I was having a pretty good day yesterday, full of minor but meaningful personal and professional accomplishments, and then all hell broke loose in Washington, DC. I pushed the news of it away as best I could, so I am less informed than I otherwise would be, but I am sad, angry, and ashamed nonetheless.

Per Philip Rucker in The Washington Post:

The “American carnage” that Donald Trump vowed to end at the dawn of his presidency was revived in terrifying, treacherous form at its sunset Wednesday, as Trump made a fiery last stand and incited his supporters to storm and sack the U.S. Capitol as part of an attempted coup.

I don’t even know how to comment on this event without seeming glib, but I feel compelled to say something anyway.

I am, by trade, an auditor. One thing auditors are trained to investigate is called “tone at the top,” which represents the values expressed by the top management of a company which are expected from everyone who reports up to them.

After auditing for years, I have discovered that “tone at the top” is almost everything you need to know about an organization to get an idea how well and how ethically it is operated. Ethics and decency from the top of an organization really do trickle down all the way to the bottom and permeate it entirely. Moreover, they are strongly indicative of the organization’s solvency—its ability to hold together as a going concern over time.

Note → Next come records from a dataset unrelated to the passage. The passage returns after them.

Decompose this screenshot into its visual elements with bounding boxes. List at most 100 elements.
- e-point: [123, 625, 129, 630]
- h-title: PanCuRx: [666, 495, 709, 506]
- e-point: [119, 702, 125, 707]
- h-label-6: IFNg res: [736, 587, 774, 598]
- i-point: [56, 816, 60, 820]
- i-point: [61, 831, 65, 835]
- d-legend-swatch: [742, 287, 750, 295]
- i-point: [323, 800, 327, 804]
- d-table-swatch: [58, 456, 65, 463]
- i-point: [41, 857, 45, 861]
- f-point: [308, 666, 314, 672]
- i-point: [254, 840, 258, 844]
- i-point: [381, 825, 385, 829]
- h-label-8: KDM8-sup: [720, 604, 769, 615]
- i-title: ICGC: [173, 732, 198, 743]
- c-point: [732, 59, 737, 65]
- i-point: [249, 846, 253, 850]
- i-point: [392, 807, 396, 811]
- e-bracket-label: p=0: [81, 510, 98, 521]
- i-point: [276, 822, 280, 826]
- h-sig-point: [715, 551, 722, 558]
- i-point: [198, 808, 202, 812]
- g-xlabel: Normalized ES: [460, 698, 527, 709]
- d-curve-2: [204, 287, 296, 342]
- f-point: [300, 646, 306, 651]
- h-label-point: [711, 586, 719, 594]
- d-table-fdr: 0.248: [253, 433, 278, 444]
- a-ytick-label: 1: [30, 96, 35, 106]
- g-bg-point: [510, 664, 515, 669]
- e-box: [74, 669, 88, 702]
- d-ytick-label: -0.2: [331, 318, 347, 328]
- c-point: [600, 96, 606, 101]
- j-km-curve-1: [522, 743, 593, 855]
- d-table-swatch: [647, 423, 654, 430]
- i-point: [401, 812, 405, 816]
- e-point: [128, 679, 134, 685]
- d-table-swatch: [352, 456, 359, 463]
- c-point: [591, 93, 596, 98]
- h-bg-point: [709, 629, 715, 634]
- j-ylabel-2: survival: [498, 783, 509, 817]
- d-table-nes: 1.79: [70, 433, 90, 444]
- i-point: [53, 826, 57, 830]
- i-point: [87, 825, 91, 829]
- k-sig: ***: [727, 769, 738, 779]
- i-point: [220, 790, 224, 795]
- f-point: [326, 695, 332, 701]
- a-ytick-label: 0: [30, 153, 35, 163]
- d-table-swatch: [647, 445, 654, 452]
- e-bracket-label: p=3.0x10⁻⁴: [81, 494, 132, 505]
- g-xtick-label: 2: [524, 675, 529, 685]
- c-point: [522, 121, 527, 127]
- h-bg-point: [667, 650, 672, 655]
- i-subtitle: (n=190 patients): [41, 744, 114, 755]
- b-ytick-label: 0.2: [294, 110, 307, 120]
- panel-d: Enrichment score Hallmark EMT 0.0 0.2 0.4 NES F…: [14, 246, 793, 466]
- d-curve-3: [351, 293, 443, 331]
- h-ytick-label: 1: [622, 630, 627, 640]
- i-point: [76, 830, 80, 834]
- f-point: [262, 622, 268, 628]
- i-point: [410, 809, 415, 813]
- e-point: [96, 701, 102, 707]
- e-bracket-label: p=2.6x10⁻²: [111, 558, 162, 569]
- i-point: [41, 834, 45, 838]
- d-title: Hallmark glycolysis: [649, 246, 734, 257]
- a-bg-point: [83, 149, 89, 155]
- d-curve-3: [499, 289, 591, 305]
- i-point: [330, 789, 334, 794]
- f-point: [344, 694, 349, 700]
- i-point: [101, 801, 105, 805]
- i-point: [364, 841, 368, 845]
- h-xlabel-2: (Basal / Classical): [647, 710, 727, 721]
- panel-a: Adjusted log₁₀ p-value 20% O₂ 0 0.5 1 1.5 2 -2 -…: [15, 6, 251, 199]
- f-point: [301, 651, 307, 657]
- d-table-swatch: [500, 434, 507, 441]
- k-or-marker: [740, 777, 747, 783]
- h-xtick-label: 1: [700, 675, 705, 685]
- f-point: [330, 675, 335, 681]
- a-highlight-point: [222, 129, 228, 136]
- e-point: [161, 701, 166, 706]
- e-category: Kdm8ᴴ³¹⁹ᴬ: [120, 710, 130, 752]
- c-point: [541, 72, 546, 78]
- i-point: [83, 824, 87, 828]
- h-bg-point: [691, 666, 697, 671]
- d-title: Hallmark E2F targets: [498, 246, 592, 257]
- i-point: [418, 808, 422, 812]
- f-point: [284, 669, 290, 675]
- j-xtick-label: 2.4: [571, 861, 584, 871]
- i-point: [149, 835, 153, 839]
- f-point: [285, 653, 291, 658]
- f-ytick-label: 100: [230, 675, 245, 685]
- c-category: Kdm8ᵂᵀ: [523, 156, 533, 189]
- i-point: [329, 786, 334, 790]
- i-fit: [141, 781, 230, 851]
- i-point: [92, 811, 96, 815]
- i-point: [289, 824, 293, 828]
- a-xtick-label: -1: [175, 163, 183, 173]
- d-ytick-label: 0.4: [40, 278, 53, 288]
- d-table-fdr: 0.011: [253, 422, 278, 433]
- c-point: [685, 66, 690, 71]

When the “tone at the top” is selfish, vain, petty, petulant, aggrieved, unethical, amoral, and violent—as Trump’s has been—that tone trickles down to the whole organization, and pollutes the thoughts and corrupts the actions of the people within it. Unfortunately in this case, the “organization” is not just the Executive Branch, not just the federal government, and not just the Republican Party: it is the entire United States of America. What’s more, because the U.S. is a vastly influential country, the corruption and willful deceit at the head of it spills over into the rest of the world.

I feel like I have known this from the beginning—before the slow-moving coup even started—because I understood what the “tone at the top” was, and knew that it was vitally important. Knowing this, sadly, is not enough, because in a democracy a majority of people need to know this for things to turn out better. Being able to know this, like being able to discern the “tone at the top” as a new auditor, is a rare gift. It requires a trait that is not easily acquired, but is so difficult to teach and to learn that it is often considered to be innate: shrewdness.

That’s because “tone at the top” isn’t always as blatantly obvious as Trump’s vitriolic tweets and shambolic rally speeches. Understanding what the “tone at the top” really is, it requires a combination of healthy skepticism, decent powers of observation, and the knowledge of how things are supposed to work. You have to understand both context and subtext; subtext is much harder to grasp than context, but is often the more important to the two. You have to interpret people’s words and actions, and compare them to each other to see if the actions follow the words. You also have to have some kind of ethical foundation—which may be laws of the state, societal norms, or virtue ethics— on which to base your conclusions.

The human mind has evolved to do a lot of this analysis automatically. Consider that establishing whether you trust another person is, and always has been, an essential part of human interaction. But, like a lot of thought processes that are largely automatic, many times mental shortcuts are taken and the wrong choice is made. To be able to second-guess these automatic thought processes takes intellect, some degree of guidance, and a willingness to think a little harder.

I would not be surprised to learn that many of the people trying to unlawfully overturn the election—not counting the elected officials who are operating out of cynical self-interest—really do think they are making an ethical decision, and really do think they are doing the right thing. They just trusted the wrong person, or made the wrong decision about voting for or supporting, because they lack the shrewdness and imagination to discern that the “tone at the top” really does matter, and that bad words from a lazy president really will lead to riots in the streets.